On traite souvent les grands compositeurs d’« entêtés » parce qu’ils refusent d’écrire au rabais pour le goût de leur époque. Parfois, c’est précisément cette entêtement qui protège l’œuvre : le public peut être myope, les critiques peuvent se tromper, et la vraie innovation arrive généralement trop tôt.

Mais il existe aussi un juste milieu — de petits ajustements pratiques qui ne bradent pas l’art, tout en rendant une représentation possible. Quand un compositeur ne le voit pas (ou ne veut pas le voir), le prix peut être bien réel.

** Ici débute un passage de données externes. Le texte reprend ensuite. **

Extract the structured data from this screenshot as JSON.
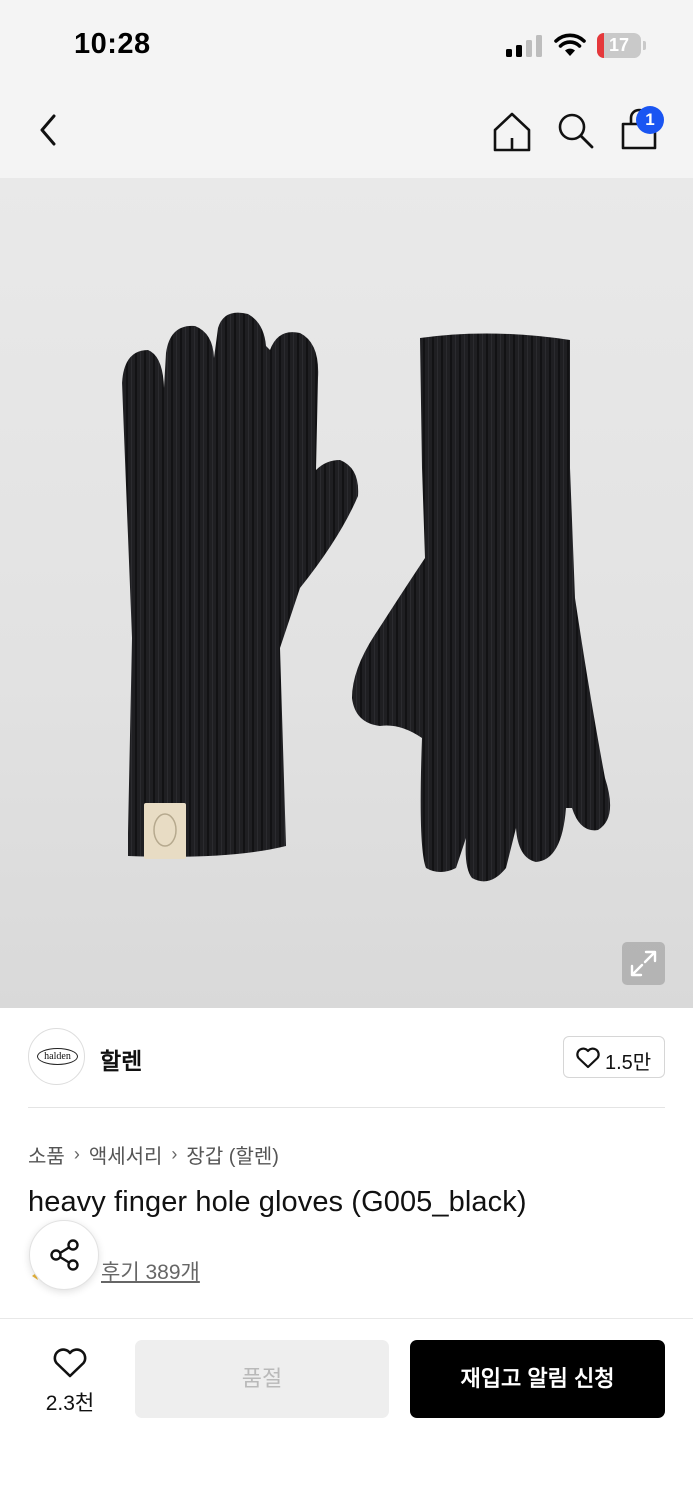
{
  "status_bar": {
    "time": "10:28",
    "battery_level": "17",
    "battery_color": "#e5383b",
    "signal_icon": "cellular-signal-icon",
    "wifi_icon": "wifi-icon"
  },
  "nav": {
    "back_icon": "chevron-left-icon",
    "home_icon": "home-icon",
    "search_icon": "search-icon",
    "cart_icon": "shopping-bag-icon",
    "cart_count": "1",
    "badge_color": "#1a55f2"
  },
  "product_image": {
    "subject": "black knit gloves photo",
    "expand_icon": "expand-arrows-icon",
    "glove_label": "halden"
  },
  "brand": {
    "logo_text": "halden",
    "name": "할렌",
    "like_icon": "heart-outline-icon",
    "like_count": "1.5만"
  },
  "breadcrumb": [
    "소품",
    "액세서리",
    "장갑 (할렌)"
  ],
  "product": {
    "title": "heavy finger hole gloves (G005_black)",
    "review_link": "후기 389개"
  },
  "share": {
    "icon": "share-icon"
  },
  "bottom_bar": {
    "wish_icon": "heart-outline-icon",
    "wish_count": "2.3천",
    "soldout_label": "품절",
    "restock_label": "재입고 알림 신청"
  }
}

Schubert a un jour eu une chance de décrocher un poste convoité de chef d’orchestre à l’opéra. Il avait désespérément besoin de ce revenu. Pour obtenir le poste, il devait composer et diriger de la musique nouvelle à la satisfaction de la direction. Or sa partition était si difficile qu’un passage, tout simplement, ne passait pas en répétition. Les responsables lui demandèrent de le simplifier pour les chanteurs.

Schubert refusa. Après deux répétitions, le problème ne fit qu’empirer, et la générale s’effondra au passage épineux. Le directeur demanda encore des révisions. Schubert claqua sa partition et cria : « Je ne change rien ! » Puis il sortit — et sa chance pour le poste sortit avec lui.